There is no pill for decision-making or life-changing, not to help you decide, not to help ease the transition. There is no epidural for it, either. So, au naturel, sans pain relief, we must charge forward, as grown-ups and do what must be done.
But what must be done isn't so obvious.
Because while there is no pill---not yet---there are plenty of must-haves.
And the trick? The trick is sorting out what is truly a must-have versus something you've been told you must have.
This is about school, kids, career, next steps...not my health, no news on that front, which is good news, although I am chronically tired of chronic sickness.
NOTE: Heads Up for Hump Day.

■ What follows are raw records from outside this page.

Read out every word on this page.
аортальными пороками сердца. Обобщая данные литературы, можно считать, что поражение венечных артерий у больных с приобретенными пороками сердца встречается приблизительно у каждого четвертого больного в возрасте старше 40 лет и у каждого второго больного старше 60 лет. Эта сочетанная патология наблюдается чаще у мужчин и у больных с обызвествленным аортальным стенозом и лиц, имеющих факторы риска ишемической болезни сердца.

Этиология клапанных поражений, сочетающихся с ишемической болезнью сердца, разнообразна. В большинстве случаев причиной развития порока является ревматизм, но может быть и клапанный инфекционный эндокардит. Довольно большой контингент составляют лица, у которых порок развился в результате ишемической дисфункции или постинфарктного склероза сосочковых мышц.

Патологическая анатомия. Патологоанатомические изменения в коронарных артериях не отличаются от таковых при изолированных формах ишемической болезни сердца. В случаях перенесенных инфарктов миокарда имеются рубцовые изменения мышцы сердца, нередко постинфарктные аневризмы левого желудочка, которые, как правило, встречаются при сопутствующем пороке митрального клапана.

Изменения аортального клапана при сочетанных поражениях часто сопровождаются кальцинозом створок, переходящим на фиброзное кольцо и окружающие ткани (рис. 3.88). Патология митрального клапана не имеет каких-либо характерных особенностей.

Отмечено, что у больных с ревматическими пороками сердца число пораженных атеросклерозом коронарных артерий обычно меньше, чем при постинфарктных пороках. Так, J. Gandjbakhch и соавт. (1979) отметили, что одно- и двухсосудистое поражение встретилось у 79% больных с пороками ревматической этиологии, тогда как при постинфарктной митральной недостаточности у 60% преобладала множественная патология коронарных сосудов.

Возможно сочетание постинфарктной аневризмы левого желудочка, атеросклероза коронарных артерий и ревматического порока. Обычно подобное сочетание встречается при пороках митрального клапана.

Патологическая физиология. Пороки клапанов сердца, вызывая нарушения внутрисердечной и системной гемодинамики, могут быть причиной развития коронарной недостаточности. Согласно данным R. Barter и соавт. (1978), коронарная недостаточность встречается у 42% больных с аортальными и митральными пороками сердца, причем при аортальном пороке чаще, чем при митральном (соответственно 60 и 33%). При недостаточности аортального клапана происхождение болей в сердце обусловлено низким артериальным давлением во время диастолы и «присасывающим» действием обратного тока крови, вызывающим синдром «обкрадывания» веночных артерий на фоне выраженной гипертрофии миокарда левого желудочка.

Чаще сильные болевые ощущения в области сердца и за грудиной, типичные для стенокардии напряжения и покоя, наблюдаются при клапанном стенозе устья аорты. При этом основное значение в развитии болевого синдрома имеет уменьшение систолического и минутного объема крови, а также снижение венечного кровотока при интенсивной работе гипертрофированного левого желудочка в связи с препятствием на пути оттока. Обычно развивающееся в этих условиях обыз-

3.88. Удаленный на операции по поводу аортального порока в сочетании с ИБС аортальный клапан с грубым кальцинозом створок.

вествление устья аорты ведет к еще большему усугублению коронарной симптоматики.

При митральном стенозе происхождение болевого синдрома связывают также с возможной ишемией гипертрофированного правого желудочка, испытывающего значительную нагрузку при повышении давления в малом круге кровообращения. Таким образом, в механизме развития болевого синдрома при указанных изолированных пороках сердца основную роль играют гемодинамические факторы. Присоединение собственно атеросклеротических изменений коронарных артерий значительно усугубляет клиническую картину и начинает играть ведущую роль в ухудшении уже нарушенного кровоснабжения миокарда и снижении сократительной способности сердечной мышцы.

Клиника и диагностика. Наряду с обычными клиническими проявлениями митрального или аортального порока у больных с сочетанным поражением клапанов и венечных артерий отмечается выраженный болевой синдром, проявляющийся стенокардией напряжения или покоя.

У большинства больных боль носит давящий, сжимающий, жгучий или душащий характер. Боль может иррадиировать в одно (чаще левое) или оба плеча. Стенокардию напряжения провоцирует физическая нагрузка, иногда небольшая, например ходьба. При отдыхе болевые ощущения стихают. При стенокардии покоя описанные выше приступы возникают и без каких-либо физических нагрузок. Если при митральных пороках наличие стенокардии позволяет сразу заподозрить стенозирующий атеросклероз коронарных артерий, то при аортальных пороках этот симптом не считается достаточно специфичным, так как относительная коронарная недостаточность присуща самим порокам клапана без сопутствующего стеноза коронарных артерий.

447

Tomorrow...
Lawyer Mama was inspired by my 27 Dresses post and suggested for this week (2-13): Are people we know fair fodder for writing? People in our real lives? Online? Other bloggers? Things we read, such as blog posts, emails, news stories, etc?
How do you handle writing about people? What are your criteria for discussing the people who affect you? Have you ever dealt with someone finding themselves in your writing and reacting (in any way)? Share with us your ethics and mores as a writer, when it comes to characterizing others.
Every single one of you ought to tackle this one. Seriously, we need a lot of voices weighing in on this. I think it will be useful for newer bloggers, heck, any and all bloggers.
If at least 6 people post I will trouble myself to employ SOCIAL MEDIA for publicity.
I hope you all know how much that means, coming from me.